Figure 16 shows that, for subsystems Southeast and South, there is an evident trend of more water usage in the zone model. According to
Figure 8, the majority of violated plants are located there: Machadinho, Itá, Salto Caxias, For do Chapecó, Salto Osório, Segredo, and Barra Grande are located in the South; Itumbiara, LC Barreto, Irapê, Cana Brava, Amador Aguiar I, São Salvador, Três Irmãos, São Simão, and Serra do Facão are in the Southeast subsystem. Thus, with the results from
Figure 8 and
Figure 16, we can deduce that the explicit representation of the operating zones tends to lead to more water usage for subsystems Southeast and South. A important factor that contributes to this is the presence of large Francis turbines in these two subsystems whose minimum generation are, roughly, 60% of their rated power.
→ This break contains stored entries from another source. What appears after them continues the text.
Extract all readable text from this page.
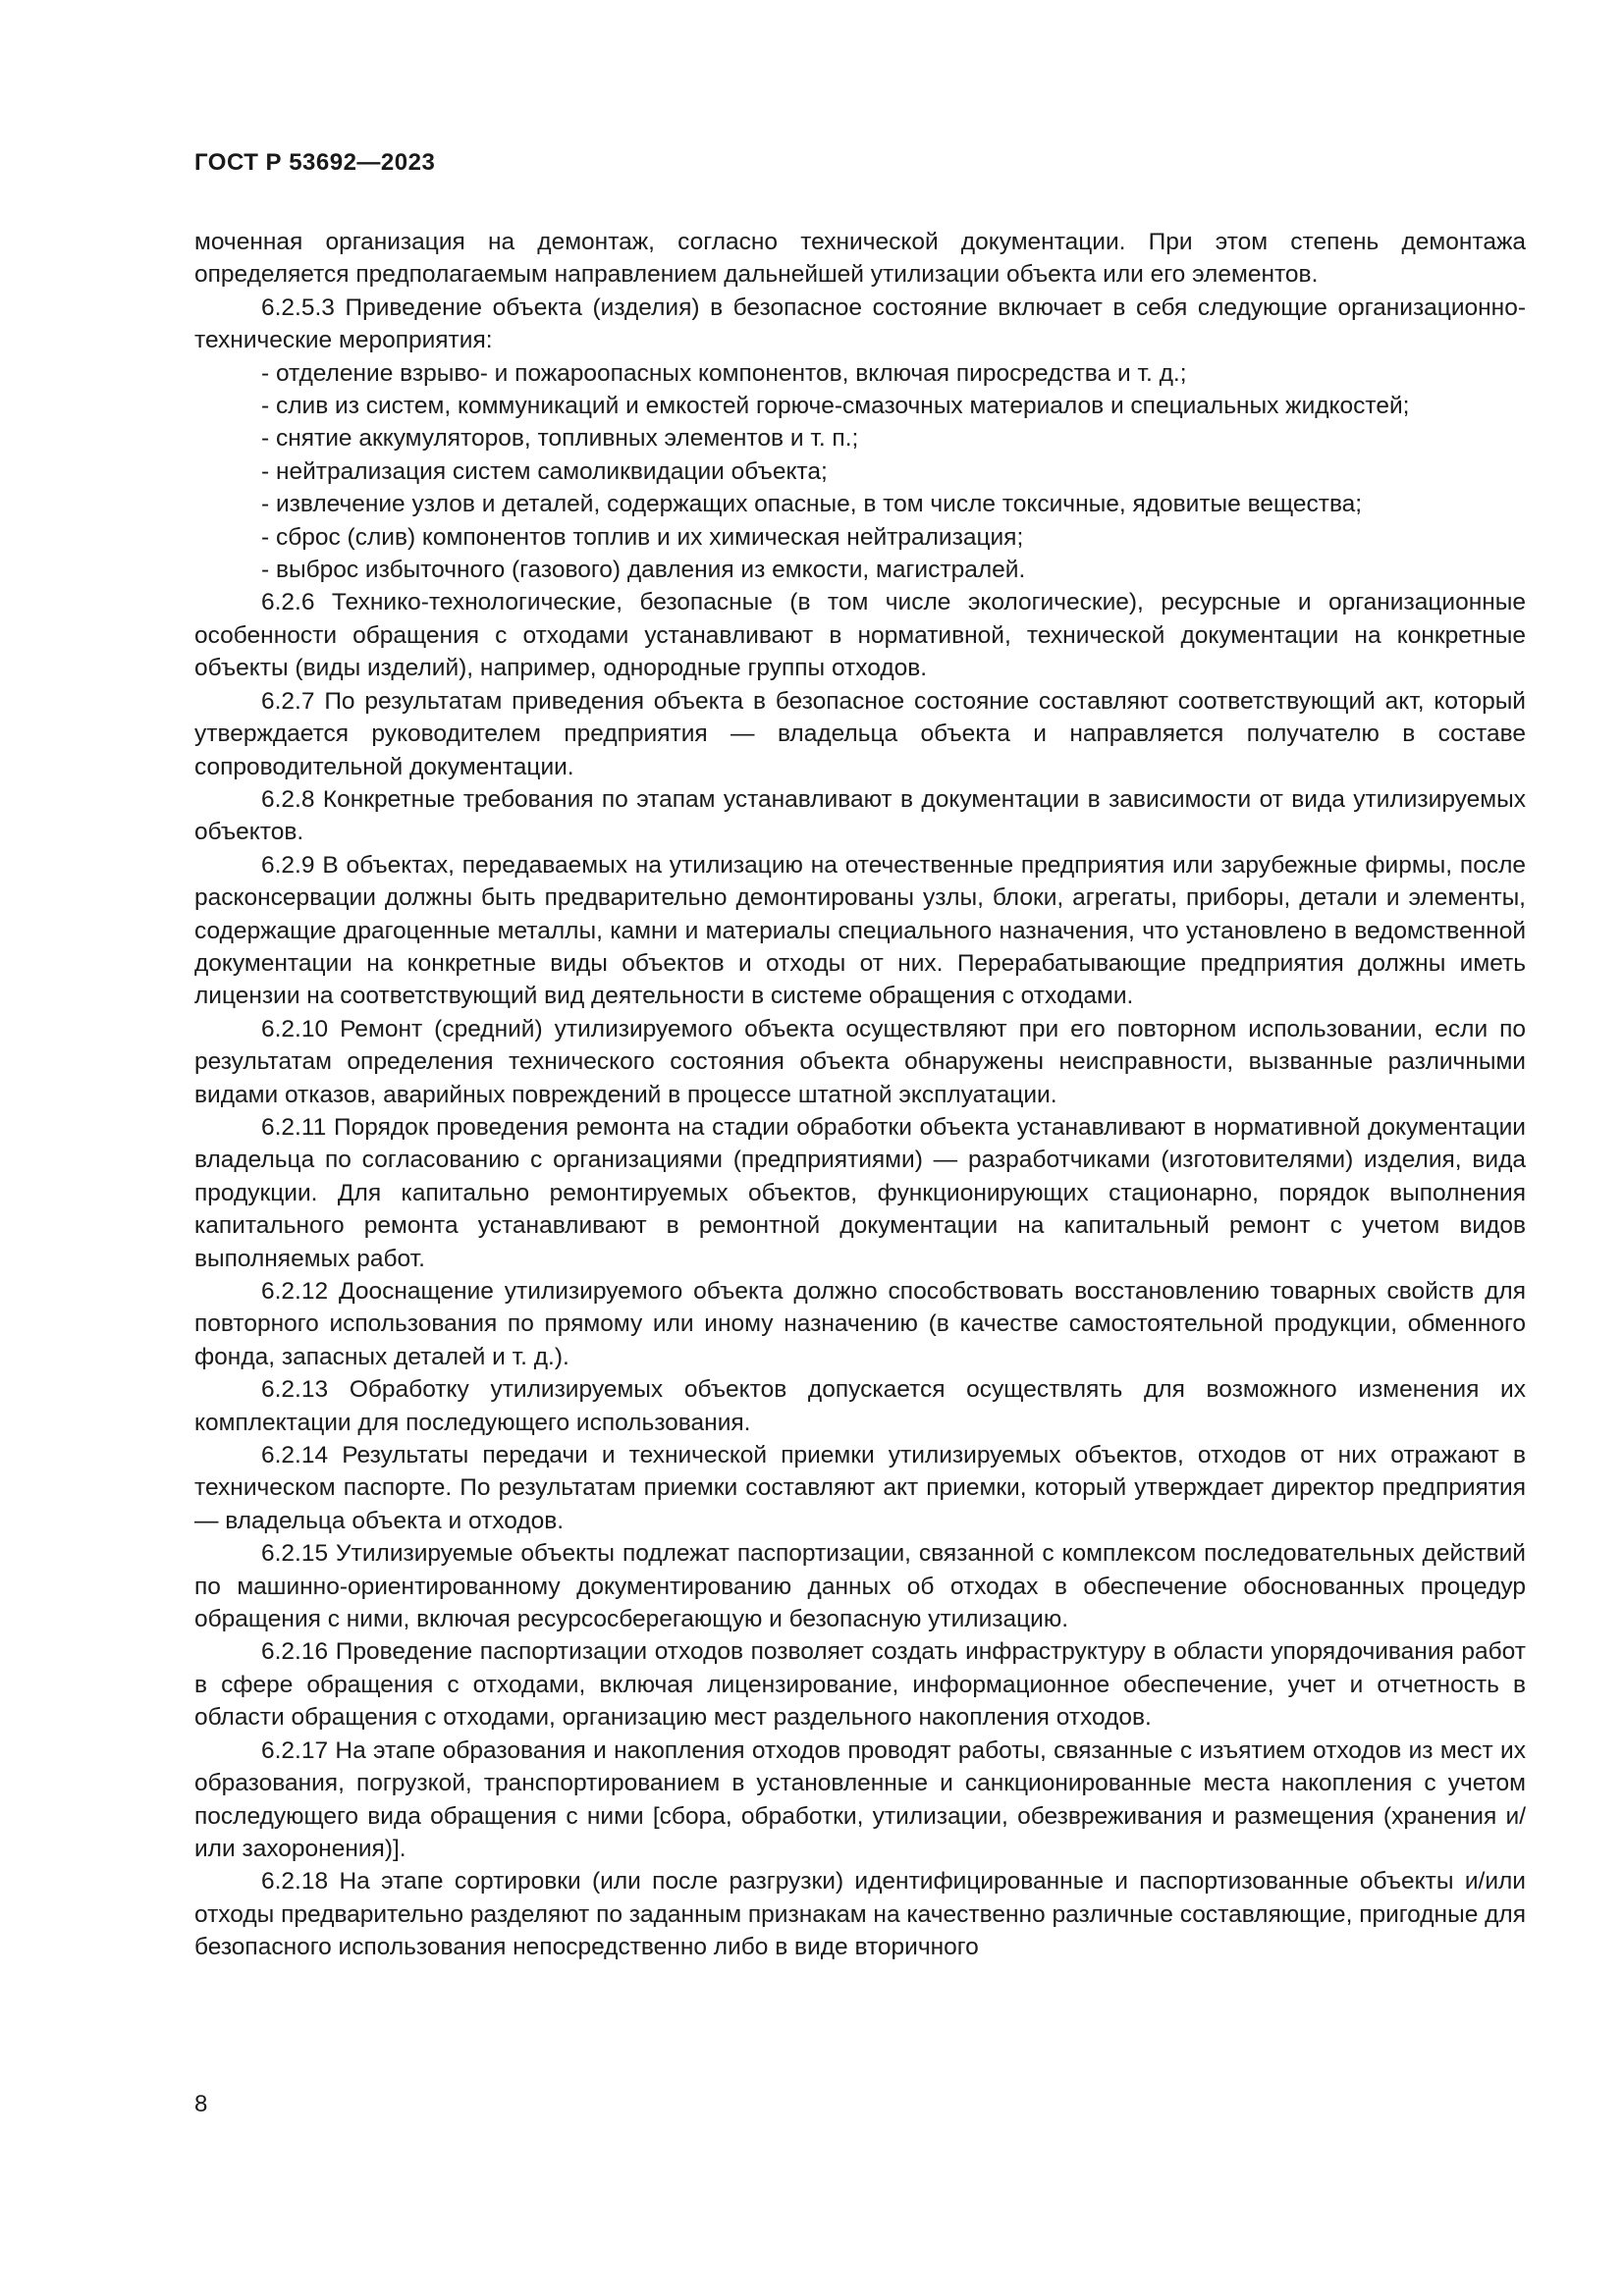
ГОСТ Р 53692—2023

моченная организация на демонтаж, согласно технической документации. При этом степень демонтажа определяется предполагаемым направлением дальнейшей утилизации объекта или его элементов.

6.2.5.3 Приведение объекта (изделия) в безопасное состояние включает в себя следующие организационно-технические мероприятия:

- отделение взрыво- и пожароопасных компонентов, включая пиросредства и т. д.;

- слив из систем, коммуникаций и емкостей горюче-смазочных материалов и специальных жидкостей;

- снятие аккумуляторов, топливных элементов и т. п.;

- нейтрализация систем самоликвидации объекта;

- извлечение узлов и деталей, содержащих опасные, в том числе токсичные, ядовитые вещества;

- сброс (слив) компонентов топлив и их химическая нейтрализация;

- выброс избыточного (газового) давления из емкости, магистралей.

6.2.6 Технико-технологические, безопасные (в том числе экологические), ресурсные и организационные особенности обращения с отходами устанавливают в нормативной, технической документации на конкретные объекты (виды изделий), например, однородные группы отходов.

6.2.7 По результатам приведения объекта в безопасное состояние составляют соответствующий акт, который утверждается руководителем предприятия — владельца объекта и направляется получателю в составе сопроводительной документации.

6.2.8 Конкретные требования по этапам устанавливают в документации в зависимости от вида утилизируемых объектов.

6.2.9 В объектах, передаваемых на утилизацию на отечественные предприятия или зарубежные фирмы, после расконсервации должны быть предварительно демонтированы узлы, блоки, агрегаты, приборы, детали и элементы, содержащие драгоценные металлы, камни и материалы специального назначения, что установлено в ведомственной документации на конкретные виды объектов и отходы от них. Перерабатывающие предприятия должны иметь лицензии на соответствующий вид деятельности в системе обращения с отходами.

6.2.10 Ремонт (средний) утилизируемого объекта осуществляют при его повторном использовании, если по результатам определения технического состояния объекта обнаружены неисправности, вызванные различными видами отказов, аварийных повреждений в процессе штатной эксплуатации.

6.2.11 Порядок проведения ремонта на стадии обработки объекта устанавливают в нормативной документации владельца по согласованию с организациями (предприятиями) — разработчиками (изготовителями) изделия, вида продукции. Для капитально ремонтируемых объектов, функционирующих стационарно, порядок выполнения капитального ремонта устанавливают в ремонтной документации на капитальный ремонт с учетом видов выполняемых работ.

6.2.12 Дооснащение утилизируемого объекта должно способствовать восстановлению товарных свойств для повторного использования по прямому или иному назначению (в качестве самостоятельной продукции, обменного фонда, запасных деталей и т. д.).

6.2.13 Обработку утилизируемых объектов допускается осуществлять для возможного изменения их комплектации для последующего использования.

6.2.14 Результаты передачи и технической приемки утилизируемых объектов, отходов от них отражают в техническом паспорте. По результатам приемки составляют акт приемки, который утверждает директор предприятия — владельца объекта и отходов.

6.2.15 Утилизируемые объекты подлежат паспортизации, связанной с комплексом последовательных действий по машинно-ориентированному документированию данных об отходах в обеспечение обоснованных процедур обращения с ними, включая ресурсосберегающую и безопасную утилизацию.

6.2.16 Проведение паспортизации отходов позволяет создать инфраструктуру в области упорядочивания работ в сфере обращения с отходами, включая лицензирование, информационное обеспечение, учет и отчетность в области обращения с отходами, организацию мест раздельного накопления отходов.

6.2.17 На этапе образования и накопления отходов проводят работы, связанные с изъятием отходов из мест их образования, погрузкой, транспортированием в установленные и санкционированные места накопления с учетом последующего вида обращения с ними [сбора, обработки, утилизации, обезвреживания и размещения (хранения и/или захоронения)].

6.2.18 На этапе сортировки (или после разгрузки) идентифицированные и паспортизованные объекты и/или отходы предварительно разделяют по заданным признакам на качественно различные составляющие, пригодные для безопасного использования непосредственно либо в виде вторичного

8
On the other hand, we see in
Figure 16c that there is no evident change in the stored energy for the Northeast subsystem, apart from Cases 4–6. For the five trials of Case 4, this subsystem has more stored energy in the aggregated model than in the zone one. For this particular case and subsystem, the zone model tends to use less hydro generation. The differences for the North subsystem are presented in
Figure 16d. From the four subsystems, the North has the lowest capacity of energy storage, and the representation of operating zones has a diminished significance in terms of energy storage. Furthermore, we see from this figure the differences in stored energy for the two models in this subsystem are also close to zero for most cases.
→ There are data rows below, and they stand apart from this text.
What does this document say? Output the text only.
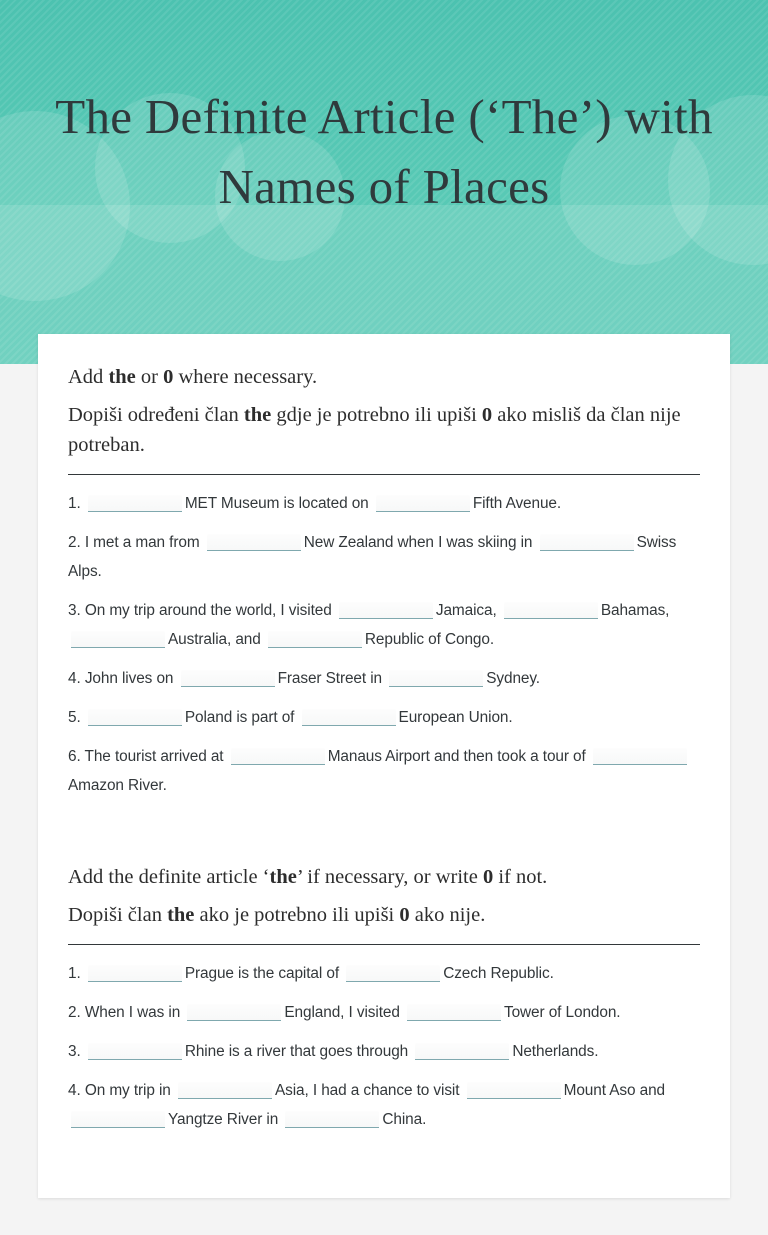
The Definite Article (‘The’) with Names of Places
Add the or 0 where necessary.
Dopiši određeni član the gdje je potrebno ili upiši 0 ako misliš da član nije potreban.
1.	MET Museum is located on	Fifth Avenue.
2. I met a man from	New Zealand when I was skiing in	Swiss Alps.
3. On my trip around the world, I visited	Jamaica,	Bahamas, Australia, and	Republic of Congo.
4. John lives on	Fraser Street in	Sydney.
5.	Poland is part of	European Union.
6. The tourist arrived at	Manaus Airport and then took a tour of Amazon River.
Add the definite article ‘the’ if necessary, or write 0 if not.
Dopiši član the ako je potrebno ili upiši 0 ako nije.
1.	Prague is the capital of	Czech Republic.
2. When I was in	England, I visited	Tower of London.
3.	Rhine is a river that goes through	Netherlands.
4. On my trip in	Asia, I had a chance to visit	Mount Aso and Yangtze River in	China.
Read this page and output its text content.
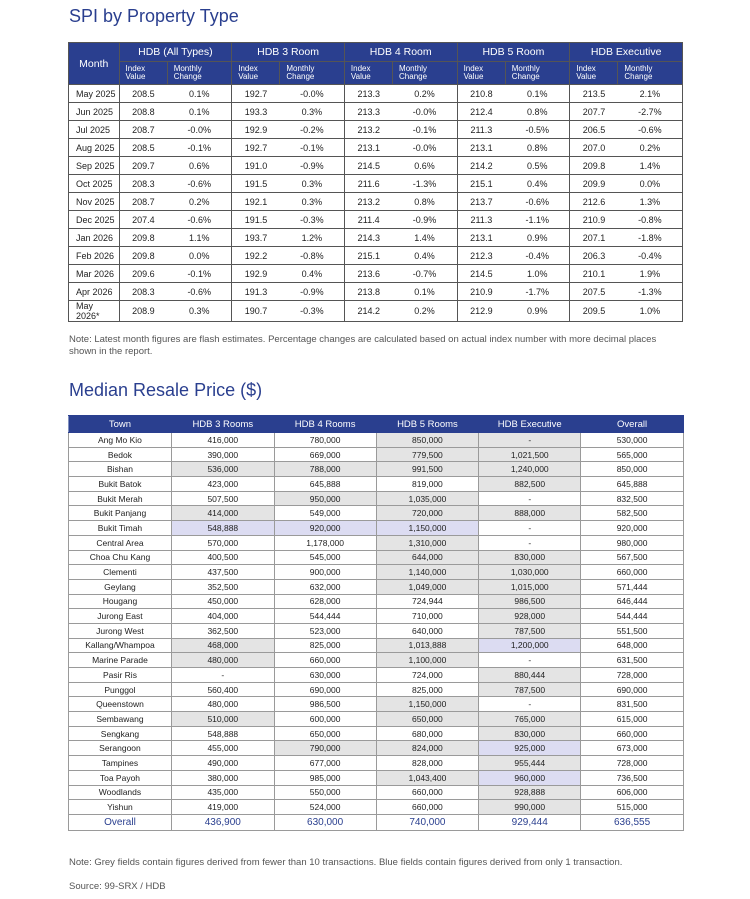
SPI by Property Type
Month	HDB (All Types)		HDB 3 Room		HDB 4 Room		HDB 5 Room		HDB Executive	
	Index Value	Monthly Change	Index Value	Monthly Change	Index Value	Monthly Change	Index Value	Monthly Change	Index Value	Monthly Change
May 2025	208.5	0.1%	192.7	-0.0%	213.3	0.2%	210.8	0.1%	213.5	2.1%
Jun 2025	208.8	0.1%	193.3	0.3%	213.3	-0.0%	212.4	0.8%	207.7	-2.7%
Jul 2025	208.7	-0.0%	192.9	-0.2%	213.2	-0.1%	211.3	-0.5%	206.5	-0.6%
Aug 2025	208.5	-0.1%	192.7	-0.1%	213.1	-0.0%	213.1	0.8%	207.0	0.2%
Sep 2025	209.7	0.6%	191.0	-0.9%	214.5	0.6%	214.2	0.5%	209.8	1.4%
Oct 2025	208.3	-0.6%	191.5	0.3%	211.6	-1.3%	215.1	0.4%	209.9	0.0%
Nov 2025	208.7	0.2%	192.1	0.3%	213.2	0.8%	213.7	-0.6%	212.6	1.3%
Dec 2025	207.4	-0.6%	191.5	-0.3%	211.4	-0.9%	211.3	-1.1%	210.9	-0.8%
Jan 2026	209.8	1.1%	193.7	1.2%	214.3	1.4%	213.1	0.9%	207.1	-1.8%
Feb 2026	209.8	0.0%	192.2	-0.8%	215.1	0.4%	212.3	-0.4%	206.3	-0.4%
Mar 2026	209.6	-0.1%	192.9	0.4%	213.6	-0.7%	214.5	1.0%	210.1	1.9%
Apr 2026	208.3	-0.6%	191.3	-0.9%	213.8	0.1%	210.9	-1.7%	207.5	-1.3%
May 2026*	208.9	0.3%	190.7	-0.3%	214.2	0.2%	212.9	0.9%	209.5	1.0%

Note: Latest month figures are flash estimates. Percentage changes are calculated based on actual index number with more decimal places shown in the report.

Median Resale Price ($)
Town	HDB 3 Rooms	HDB 4 Rooms	HDB 5 Rooms	HDB Executive	Overall
Ang Mo Kio	416,000	780,000	850,000	-	530,000
Bedok	390,000	669,000	779,500	1,021,500	565,000
Bishan	536,000	788,000	991,500	1,240,000	850,000
Bukit Batok	423,000	645,888	819,000	882,500	645,888
Bukit Merah	507,500	950,000	1,035,000	-	832,500
Bukit Panjang	414,000	549,000	720,000	888,000	582,500
Bukit Timah	548,888	920,000	1,150,000	-	920,000
Central Area	570,000	1,178,000	1,310,000	-	980,000
Choa Chu Kang	400,500	545,000	644,000	830,000	567,500
Clementi	437,500	900,000	1,140,000	1,030,000	660,000
Geylang	352,500	632,000	1,049,000	1,015,000	571,444
Hougang	450,000	628,000	724,944	986,500	646,444
Jurong East	404,000	544,444	710,000	928,000	544,444
Jurong West	362,500	523,000	640,000	787,500	551,500
Kallang/Whampoa	468,000	825,000	1,013,888	1,200,000	648,000
Marine Parade	480,000	660,000	1,100,000	-	631,500
Pasir Ris	-	630,000	724,000	880,444	728,000
Punggol	560,400	690,000	825,000	787,500	690,000
Queenstown	480,000	986,500	1,150,000	-	831,500
Sembawang	510,000	600,000	650,000	765,000	615,000
Sengkang	548,888	650,000	680,000	830,000	660,000
Serangoon	455,000	790,000	824,000	925,000	673,000
Tampines	490,000	677,000	828,000	955,444	728,000
Toa Payoh	380,000	985,000	1,043,400	960,000	736,500
Woodlands	435,000	550,000	660,000	928,888	606,000
Yishun	419,000	524,000	660,000	990,000	515,000
Overall	436,900	630,000	740,000	929,444	636,555

Note: Grey fields contain figures derived from fewer than 10 transactions. Blue fields contain figures derived from only 1 transaction.

Source: 99-SRX / HDB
The analysis of the energy storage can be extended to the Brazilian system as a whole. In
Table 5 we show the average stored energy for the Brazilian system for each of the ten cases over the five trials—differences in the trials are negligible for this analysis. Consistent with the results shown so far, we see that the aggregated model leads to more stored energy for all cases. The relative difference between the total stored energy of the two models ranges from 0.1% to 0.56%—the zone model stores from 0.1% to 0.56% less energy than the aggregated model. Note that these differences are computed for a single day. Thus, over the course of a year, the differences in stored energy can amount to significant numbers. Additionally, the results for the system’s stored energy concur with the differences seen in the total hydro generation for models aggregated and zone illustrated in
Figure 10: more hydro generation leads to less stored energy. Furthermore, the inconsistencies between the aggregated model and the zone model can also be used as a strong argument for a better representation of the hydro operation in longer-term problems, similar to what has been investigated for network constraints in [
22].
In addition to the differences in operating costs and stored energy presented above, another important metric that is directly affected by the optimization model chosen to represent the day-ahead operation, is the system’s marginal costs. In Brazil, the power system is divided into four interconnected subsystems: Southeast, South, Northeast and North. The current practice for pricing electrical-energy consumption consists in assigning uniform prices for all buses within each subsystem. The prices are derived from the marginal costs obtained by solving the unit-commitment problem, with the binary decisions fixed at their respective values in the best solution found for the day-ahead problem, and by relaxing all inner subsystem transmission constraints—the latter guarantees uniform prices within the subsystems. The marginal costs, in turn, are the dual variables associated with the power-balance constraints. Here, we follow this methodology to obtain the marginal costs for the day-ahead problem with both hydro models. In our finding, we have observed that, at most times, the marginal costs are higher for the aggregated model, which can be associated with the usual higher levels of thermal generation in this model.
Figure 17 gives the marginal costs for the four subsystems in Case 8 Trial 1 to demonstrate this trend. As
Figure 17 shows, for all subsystems, the greatest differences in marginal costs for the two models happen in the last periods of the planning horizon—the difference in marginal costs reaches as much as
$100/MW for subsystems Southeast, South and Northeast in the 46th period (10:30 pm of the day ahead).